É seguramente o português que melhor conhece os bastidores de Hollywood e muitas das estrelas mais cintilantes do firmamento cinematográfico do Planeta. Já fez mais de duas mil entrevistas a gente do cinema e conta, em entrevista ao Ensino Magazine, os embaraços e as amizades que fez no restrito mundo da sétima arte. Abre o coração para falar do drama pessoal da sua filha Rita e da forma como os livros que lançou contribuíram para ajudar algumas crianças com paralisia cerebral. Sobre o ensino em Portugal, Mário Augusto lastima que o poder político ande há 30 anos a fazer experiências no sector.
 

“Eu adoro cinema e gosto de partilhar a minha paixão”, é o lema do trailer do seu programa “35mm” na SIC-Notícias. Como é que surgiu o cinema na sua vida?

Foi através de um festival de cinema de animação que existe em Espinho (cidade onde resido) o “Cinanima”. A partir daí comecei a ter um fascínio maior por cinema, especialmente pelos bastidores dos filmes que via. Eu tinha 12 anos quando o festival começou. Mais tarde comecei a participar na organização, a ter que estudar mais sobre cinema e fui aprendendo. O resto, aconteceu...
 

Há 20 anos que acompanha os bastidores da indústria cinematográfica e entrevista com regularidade a maior parte do “star system” do cinema. Como se sente sendo um dos portugueses mais famosos de Hollywood? Quantas vezes assistiu à cerimónia dos óscares?

Na festa propriamente dita estive lá dentro oito anos seguidos. Depois fui-me cansando de ter que fazer aquele trabalho. Como espectador acompanho desde 1986, altura em que comecei a trabalhar na rádio e a tentar que na Antena 1 (RDP) se desse a importância que a festa merecia. A cerimónia era exibida na televisão espanhola e eu divertia-me a fazer umas emissões a partir dos estúdios do Porto, juntamente com o Álvaro Costa, um velho companheiro destas aventuras. Ir lá a primeira vez em trabalho para a RTP, foi o fascínio completo. Com o passar dos anos foi-se apagando esse fascínio (para trabalhar, porque se fosse só para me divertir na festa, não me importava de ir).
 

O que é os Óscares têm de tão mágico para atraírem milhões?
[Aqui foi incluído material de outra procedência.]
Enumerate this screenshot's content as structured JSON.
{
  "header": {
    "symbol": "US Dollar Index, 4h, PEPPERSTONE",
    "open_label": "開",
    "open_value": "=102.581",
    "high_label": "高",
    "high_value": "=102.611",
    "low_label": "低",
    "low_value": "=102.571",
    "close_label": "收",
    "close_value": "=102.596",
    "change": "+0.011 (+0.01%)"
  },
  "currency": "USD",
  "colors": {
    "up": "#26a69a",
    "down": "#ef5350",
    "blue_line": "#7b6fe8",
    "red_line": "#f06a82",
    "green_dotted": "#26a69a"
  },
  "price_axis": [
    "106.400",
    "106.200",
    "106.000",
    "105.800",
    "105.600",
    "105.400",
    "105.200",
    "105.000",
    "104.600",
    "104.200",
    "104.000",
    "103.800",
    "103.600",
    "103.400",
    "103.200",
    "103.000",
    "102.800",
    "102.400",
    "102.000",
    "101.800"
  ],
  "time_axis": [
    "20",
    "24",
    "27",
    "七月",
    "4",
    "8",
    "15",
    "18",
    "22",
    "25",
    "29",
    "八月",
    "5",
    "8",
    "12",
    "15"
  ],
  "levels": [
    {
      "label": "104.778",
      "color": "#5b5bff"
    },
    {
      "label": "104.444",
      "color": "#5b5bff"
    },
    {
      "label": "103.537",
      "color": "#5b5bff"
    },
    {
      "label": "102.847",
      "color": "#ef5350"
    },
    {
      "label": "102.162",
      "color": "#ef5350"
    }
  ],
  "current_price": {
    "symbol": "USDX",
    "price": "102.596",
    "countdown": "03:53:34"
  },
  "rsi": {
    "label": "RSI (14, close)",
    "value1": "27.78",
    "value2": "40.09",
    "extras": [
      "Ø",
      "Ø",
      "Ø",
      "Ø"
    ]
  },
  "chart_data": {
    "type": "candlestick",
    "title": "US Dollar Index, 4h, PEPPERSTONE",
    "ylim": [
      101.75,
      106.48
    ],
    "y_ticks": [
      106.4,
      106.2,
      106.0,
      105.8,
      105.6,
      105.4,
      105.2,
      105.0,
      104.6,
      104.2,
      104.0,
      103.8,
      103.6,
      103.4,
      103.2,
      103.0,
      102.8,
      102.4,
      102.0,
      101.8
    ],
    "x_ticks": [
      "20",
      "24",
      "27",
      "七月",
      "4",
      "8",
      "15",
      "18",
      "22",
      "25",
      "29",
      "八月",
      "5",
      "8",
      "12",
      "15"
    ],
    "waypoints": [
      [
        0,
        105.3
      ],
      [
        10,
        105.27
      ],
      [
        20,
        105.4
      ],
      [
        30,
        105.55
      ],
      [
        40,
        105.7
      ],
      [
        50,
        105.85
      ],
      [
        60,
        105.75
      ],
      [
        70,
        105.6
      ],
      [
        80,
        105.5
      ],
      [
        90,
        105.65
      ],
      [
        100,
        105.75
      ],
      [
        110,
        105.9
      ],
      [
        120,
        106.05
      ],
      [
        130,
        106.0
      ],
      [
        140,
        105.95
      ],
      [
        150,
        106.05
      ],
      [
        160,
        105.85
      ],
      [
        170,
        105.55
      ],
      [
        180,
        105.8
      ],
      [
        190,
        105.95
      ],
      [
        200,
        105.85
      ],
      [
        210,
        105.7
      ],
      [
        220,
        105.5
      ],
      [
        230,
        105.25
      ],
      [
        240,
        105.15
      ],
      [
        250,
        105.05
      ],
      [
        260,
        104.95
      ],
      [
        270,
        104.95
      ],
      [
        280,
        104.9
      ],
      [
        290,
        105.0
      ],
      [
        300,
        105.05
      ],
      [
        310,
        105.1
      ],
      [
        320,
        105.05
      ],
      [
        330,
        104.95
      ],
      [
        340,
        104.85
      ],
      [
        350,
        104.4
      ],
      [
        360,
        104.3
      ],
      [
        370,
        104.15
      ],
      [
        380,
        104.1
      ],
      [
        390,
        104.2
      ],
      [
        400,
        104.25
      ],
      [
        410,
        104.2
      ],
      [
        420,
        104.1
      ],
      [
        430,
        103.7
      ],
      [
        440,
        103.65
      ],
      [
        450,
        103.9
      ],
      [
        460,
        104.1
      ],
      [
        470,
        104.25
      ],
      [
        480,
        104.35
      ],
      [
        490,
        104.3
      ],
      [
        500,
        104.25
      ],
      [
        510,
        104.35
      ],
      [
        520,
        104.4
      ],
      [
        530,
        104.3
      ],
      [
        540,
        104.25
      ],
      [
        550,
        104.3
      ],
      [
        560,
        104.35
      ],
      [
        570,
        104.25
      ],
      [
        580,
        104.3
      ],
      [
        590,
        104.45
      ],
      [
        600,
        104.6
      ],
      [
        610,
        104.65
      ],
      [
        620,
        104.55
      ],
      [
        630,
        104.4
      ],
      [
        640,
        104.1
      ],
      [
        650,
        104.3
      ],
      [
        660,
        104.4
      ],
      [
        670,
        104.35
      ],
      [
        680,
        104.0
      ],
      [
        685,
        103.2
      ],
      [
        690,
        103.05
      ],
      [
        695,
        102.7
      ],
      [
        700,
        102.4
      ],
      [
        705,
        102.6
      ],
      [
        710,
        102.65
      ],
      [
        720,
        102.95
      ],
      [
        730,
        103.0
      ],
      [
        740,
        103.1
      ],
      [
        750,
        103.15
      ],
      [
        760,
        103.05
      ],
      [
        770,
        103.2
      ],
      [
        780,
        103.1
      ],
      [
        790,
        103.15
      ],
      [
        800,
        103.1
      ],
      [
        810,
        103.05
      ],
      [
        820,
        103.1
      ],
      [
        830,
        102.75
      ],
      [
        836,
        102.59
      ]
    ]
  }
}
É o “glamour” e o fascínio que faz parte daquela feira de vaidades. A festa celebra o cinema, mas é, acima de tudo, um espectáculo de televisão. É pensado como tal e para que esse “glamour” chegue a casa das pessoas. Atrás do palco é mais complicado e tudo muito rápido.
 

Diz que Novembro e Dezembro são os meses em que mais viaja entre Los Angeles, Londres e Nova York porque é o período em que estão a estrear os filmes na América. Para além disso, como vive em Espinho, deve deslocar-se com regularidade a Lisboa. Já se habituou a andar sempre com a casa às costas?

Que remédio. Há vinte e tal anos que faço isso, especialmente para Lisboa, onde vou várias vezes ao mês desde 1983 quando fui fazer a tropa na Força Aérea e mais tarde para trabalhar na RTP. Por opção nunca troquei Espinho por outra cidade.
 

As mudanças de fuso horário incomodam-no?

O fuso horário não me incomoda muito. Já aprendi uns truques para combater o “jet lag”. Faço aquilo que gosto e com prazer, mas isso não quer dizer que tudo corra como se quer. As verdadeiras paixões implicam uma dose de sacrifício.

Podem estar a pensar: lá está ele a queixar-se… Pois é, imaginem viajar várias vezes por ano a Londres ou Paris (ir e vir no mesmo dia). É giro nas primeiras vezes, depois vai-se perdendo esse gozo. Mas é trabalho que faço com prazer, repito.
 

Consegue estimar quanta entrevistas faz pessoalmente em média a actores/realizadores estrangeiros por ano?

No total já fiz mais de duas mil entrevistas a gente do cinema. Actualmente varia muito, porque já não vou a todas a que poderia ir. Faço muitas outras coisas em Televisão que não se vêem (ou melhor, não me vêem, mas tem o meu dedo).
 

Qual é aquela entrevista que jamais se esquecerá? Lembra-se do momento mais embaraçoso que viveu nessas entrevistas?

É para mim difícil escolher. Mas inesquecíveis foram os encontros com Jack Lemmon, pela honestidade e humildade que demonstrava nas conversas. O Al Pacino… tive sempre muita sorte com ele. Quanto ao Paul Thomas Anderson (realizador de “Magnólia”) ficámos amigos e convenci-o a vir ao Porto e mantemos o contacto, sempre que vou a Los Angeles e ele está na cidade. Mas não escondo que Steven Spielberg é um dos meus favoritos.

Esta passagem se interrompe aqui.